Janelle Cammenga- Staff Writer
For years, it has been a common sight to come into class near the end of a semester and be faced with a sheet of bubbles, numbers and comment boxes. Every semester, Dordt students have had the opportunity to give feedback on their classes, professors and other academic concerns. In the past, students have done this through printed sheets, but in the future, it might be done completely online. For now, opinions are divided as to whether or not this transition is a good or bad move.
With the new online forms, results can be processed much faster than before, said Associate Provost Leah Zuidema. With the printed sheets, professors were forced to wait until near the beginning of the following semester to get results. Online responses cut down on the lag time, since those responses can be tallied, organized and recorded as soon as they are received.
Still, not everyone is convinced this change is a good move.
“I have wondered if students take online evaluations as seriously as paper evaluations,” said English professor Joshua Matthews. “Paper evaluations look like a test—you fill in a bubble sheet—whereas online evaluations look like online surveys. And the genre of online surveys is one that I think most internet users do not take very seriously.”
There are downsides to this new system. Students are set to receive an email from IDEAform every day until they fill out the course evaluation.
“It might be hard to tell the difference between that kind of daily email and spam,” Matthews said. “If I receive an email a day from a company, I unsubscribe in a heartbeat.”
Matthews also wonders if these reminders will reflect badly on him, as his name is on the top of every email.

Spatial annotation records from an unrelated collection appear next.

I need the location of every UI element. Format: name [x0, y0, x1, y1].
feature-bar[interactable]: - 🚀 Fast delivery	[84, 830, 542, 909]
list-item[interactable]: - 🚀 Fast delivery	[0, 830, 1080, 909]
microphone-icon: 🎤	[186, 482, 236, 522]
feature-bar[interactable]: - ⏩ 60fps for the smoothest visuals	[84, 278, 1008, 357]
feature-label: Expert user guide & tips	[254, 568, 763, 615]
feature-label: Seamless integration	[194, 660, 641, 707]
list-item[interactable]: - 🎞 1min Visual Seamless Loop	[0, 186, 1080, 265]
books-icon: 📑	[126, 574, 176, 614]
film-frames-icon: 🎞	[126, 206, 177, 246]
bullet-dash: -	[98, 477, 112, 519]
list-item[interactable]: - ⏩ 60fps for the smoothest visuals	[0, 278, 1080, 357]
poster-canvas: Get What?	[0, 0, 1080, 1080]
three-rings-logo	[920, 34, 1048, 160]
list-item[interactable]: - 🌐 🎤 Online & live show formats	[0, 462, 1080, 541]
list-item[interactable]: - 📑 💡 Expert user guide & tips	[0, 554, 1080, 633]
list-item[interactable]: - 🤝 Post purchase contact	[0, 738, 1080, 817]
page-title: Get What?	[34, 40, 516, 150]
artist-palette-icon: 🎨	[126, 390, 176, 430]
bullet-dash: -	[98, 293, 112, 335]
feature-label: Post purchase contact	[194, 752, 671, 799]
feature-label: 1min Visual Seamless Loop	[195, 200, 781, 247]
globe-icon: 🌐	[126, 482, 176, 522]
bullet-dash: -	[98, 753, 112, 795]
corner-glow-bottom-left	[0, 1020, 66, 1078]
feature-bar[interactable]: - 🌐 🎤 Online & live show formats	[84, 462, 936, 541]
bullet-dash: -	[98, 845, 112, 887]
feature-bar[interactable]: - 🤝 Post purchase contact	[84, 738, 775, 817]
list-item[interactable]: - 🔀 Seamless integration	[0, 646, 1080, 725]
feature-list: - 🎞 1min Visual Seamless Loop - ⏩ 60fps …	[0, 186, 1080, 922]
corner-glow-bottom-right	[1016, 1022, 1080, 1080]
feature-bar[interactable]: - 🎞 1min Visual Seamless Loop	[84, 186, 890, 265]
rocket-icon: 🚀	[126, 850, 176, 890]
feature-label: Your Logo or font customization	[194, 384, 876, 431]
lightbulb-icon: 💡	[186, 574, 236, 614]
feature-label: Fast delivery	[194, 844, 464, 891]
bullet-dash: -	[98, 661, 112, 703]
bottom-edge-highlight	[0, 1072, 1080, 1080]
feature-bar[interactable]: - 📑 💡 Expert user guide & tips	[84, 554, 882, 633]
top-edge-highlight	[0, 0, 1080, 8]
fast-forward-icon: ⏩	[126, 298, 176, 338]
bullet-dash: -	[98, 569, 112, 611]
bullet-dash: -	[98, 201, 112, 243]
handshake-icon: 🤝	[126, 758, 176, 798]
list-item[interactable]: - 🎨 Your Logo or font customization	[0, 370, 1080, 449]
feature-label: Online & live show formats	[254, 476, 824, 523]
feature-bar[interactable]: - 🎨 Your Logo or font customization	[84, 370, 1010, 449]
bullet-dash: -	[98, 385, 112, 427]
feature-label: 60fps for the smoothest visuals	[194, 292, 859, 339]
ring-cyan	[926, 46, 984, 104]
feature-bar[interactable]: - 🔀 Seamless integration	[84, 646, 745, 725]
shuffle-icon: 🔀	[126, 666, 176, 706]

However, the decision to digitize student responses was not Dordt’s alone. IDEA, the company Dordt uses for the evaluations, recently made the choice to switch to an online form. If Dordt wanted to keep the paper evaluations, the college would have to choose to work with a different company.
Online or not, the question should be asked whether these surveys are accomplishing what they set out to do. The forms are intentionally subjective, which means that responses can vary depending on the student’s mood on that particular day.
“If I have to teach two classes back-to-back of the same course,” Matthews said, “the IDEA scores I receive can be wildly different between those two classes…The sometimes wild differences between evaluations of the very same course should tell us that teaching is an art that deals with real people – it’s not a statistic.”
Zuidema countered that the administration takes these differences into account and focuses more on the comment sections of the response forms, understanding that the numerical data is only one snapshot of what goes on in a given classroom. They pay special attention to students’ suggestions for how classrooms can be improved. In order to point students in the direction of helpful comments, Zuidema said that they encourage professors to share examples of comments that have helped them improve.
“Sometimes [a change] is small,” Zuidema said, “but it makes a big difference.”
Whether or not the current system is flawed, Dordt administration continues to strive to make the feedback process easier and more beneficial for everyone involved.